• A Pata de ganso e o piriforme

  • Continua após o anúncio
  • Continua após o anúncio
  • 31/05/2020 00:01

    A frase “de médico e louco, todo mundo tem um pouco” porta uma dose de verdade, por isso caiu em domínio público.  Mas quem a criou usou o lado poético, estabeleceu uma rima, mas não caprichou na porção científica, não determinou os percentuais de “médico” e de “louco” em tempo de caos.

    Nesta pandemia provocada pela covid-19, a dosagem de loucura saiu do controle, muitos estão agindo como médicos, mas sem nenhuma formação para exercer tal profissão. As alucinações, os delírios já extrapolaram, estão nas raias do absurdo. O charlatanismo inconsequente se manifesta na exploração da boa fé do povo. Vender “sementinha milagrosa” é subestimar a inteligência das pessoas que buscam, na religiosidade, um conforto espiritual. Na minha concepção, a insanidade moral é pior do que a mental. É válido ressaltar que o exercício ilegal da Medicina é crime. A “canetada” do decreto não vale como receituário.

    Tenho vibrado muito com os gols de placa dos profissionais da área de saúde. Aquela alegria que eles externam nas portas dos hospitais, quando um paciente sai curado, emociona. A esperança revigora. Contudo, a tristeza vem em dose dupla quando nos deparamos com as ações nocivas da corrupção. Essa dor é profunda, porque o dinheiro que poderia ser empregado na melhoria dos setores públicos é desviado criminosamente. Não há dúvida, esses que desviam verbas têm as mãos sujas do sangue que salta das veias do povo. Essas ações dos abutres sociais não ficarão impunes. Podem ludibriar as leis dos homens, mas a Divina é incorruptível. A insensibilidade desses indivíduos diante do sofrimento da população nos impressiona. Agem sem arrependimento algum. Esses crimes deveriam ser classificados como hediondos.

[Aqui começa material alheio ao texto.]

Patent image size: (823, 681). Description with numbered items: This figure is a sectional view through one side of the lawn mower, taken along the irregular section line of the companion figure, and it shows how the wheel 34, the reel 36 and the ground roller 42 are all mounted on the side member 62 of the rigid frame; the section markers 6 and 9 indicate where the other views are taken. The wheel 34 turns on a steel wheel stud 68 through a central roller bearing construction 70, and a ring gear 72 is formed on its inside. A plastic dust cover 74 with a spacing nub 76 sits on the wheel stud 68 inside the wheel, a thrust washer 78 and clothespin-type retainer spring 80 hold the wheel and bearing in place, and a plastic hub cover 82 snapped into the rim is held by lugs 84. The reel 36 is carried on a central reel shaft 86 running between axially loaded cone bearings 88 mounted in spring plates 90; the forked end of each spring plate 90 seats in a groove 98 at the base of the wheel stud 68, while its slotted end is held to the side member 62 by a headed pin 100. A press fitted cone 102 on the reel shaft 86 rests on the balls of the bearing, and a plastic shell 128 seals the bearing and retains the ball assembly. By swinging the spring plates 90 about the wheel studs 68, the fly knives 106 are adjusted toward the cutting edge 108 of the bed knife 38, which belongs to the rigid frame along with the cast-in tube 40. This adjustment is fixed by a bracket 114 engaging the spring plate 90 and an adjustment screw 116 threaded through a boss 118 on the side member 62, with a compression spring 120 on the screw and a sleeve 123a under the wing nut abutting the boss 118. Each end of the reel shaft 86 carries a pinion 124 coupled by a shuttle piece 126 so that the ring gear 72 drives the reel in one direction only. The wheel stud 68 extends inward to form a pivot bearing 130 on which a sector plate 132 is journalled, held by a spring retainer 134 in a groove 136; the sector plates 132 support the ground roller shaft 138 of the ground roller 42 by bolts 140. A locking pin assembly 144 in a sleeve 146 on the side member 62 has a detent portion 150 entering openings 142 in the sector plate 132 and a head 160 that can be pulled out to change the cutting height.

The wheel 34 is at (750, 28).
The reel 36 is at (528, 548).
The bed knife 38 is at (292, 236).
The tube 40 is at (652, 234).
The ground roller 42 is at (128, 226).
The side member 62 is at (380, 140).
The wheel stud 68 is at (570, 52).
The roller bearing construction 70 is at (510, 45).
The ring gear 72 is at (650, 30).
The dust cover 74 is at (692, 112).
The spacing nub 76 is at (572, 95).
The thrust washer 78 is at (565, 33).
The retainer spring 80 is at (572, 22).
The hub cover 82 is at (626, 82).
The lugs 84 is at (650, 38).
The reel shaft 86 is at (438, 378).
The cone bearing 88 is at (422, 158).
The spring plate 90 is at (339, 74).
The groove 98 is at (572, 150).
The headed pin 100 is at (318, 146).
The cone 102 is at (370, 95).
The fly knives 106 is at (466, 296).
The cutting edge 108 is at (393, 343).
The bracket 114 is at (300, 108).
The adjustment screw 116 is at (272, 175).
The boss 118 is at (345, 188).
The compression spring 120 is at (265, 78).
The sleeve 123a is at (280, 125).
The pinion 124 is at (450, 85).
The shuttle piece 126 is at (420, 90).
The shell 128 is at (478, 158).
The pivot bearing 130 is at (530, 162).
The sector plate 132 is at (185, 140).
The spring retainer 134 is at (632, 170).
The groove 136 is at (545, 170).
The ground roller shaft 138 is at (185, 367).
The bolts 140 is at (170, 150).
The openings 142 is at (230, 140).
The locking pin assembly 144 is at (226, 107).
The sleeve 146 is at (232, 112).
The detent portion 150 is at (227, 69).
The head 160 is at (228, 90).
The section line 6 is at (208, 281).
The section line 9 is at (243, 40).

    Mas hoje, para aliviar as tensões, queria lhe falar da minha porção de médico que é uma gotícula de orvalho no capim em manhazinha de sereno que, aos primeiros raios de Sol, evapora:

    Ainda moço, comprei uma bike e uma bicicleta ergométrica para pedalar em casa com o propósito de resistir ao sedentarismo. Mas a empolgação durou pouco. A ergométrica virou cabide e a bike, eu doei para que não fosse corroída pela ferrugem na garagem do prédio em que moro. O resultado desse desleixo pode ser visto nos quilinhos de gordura que adquiri.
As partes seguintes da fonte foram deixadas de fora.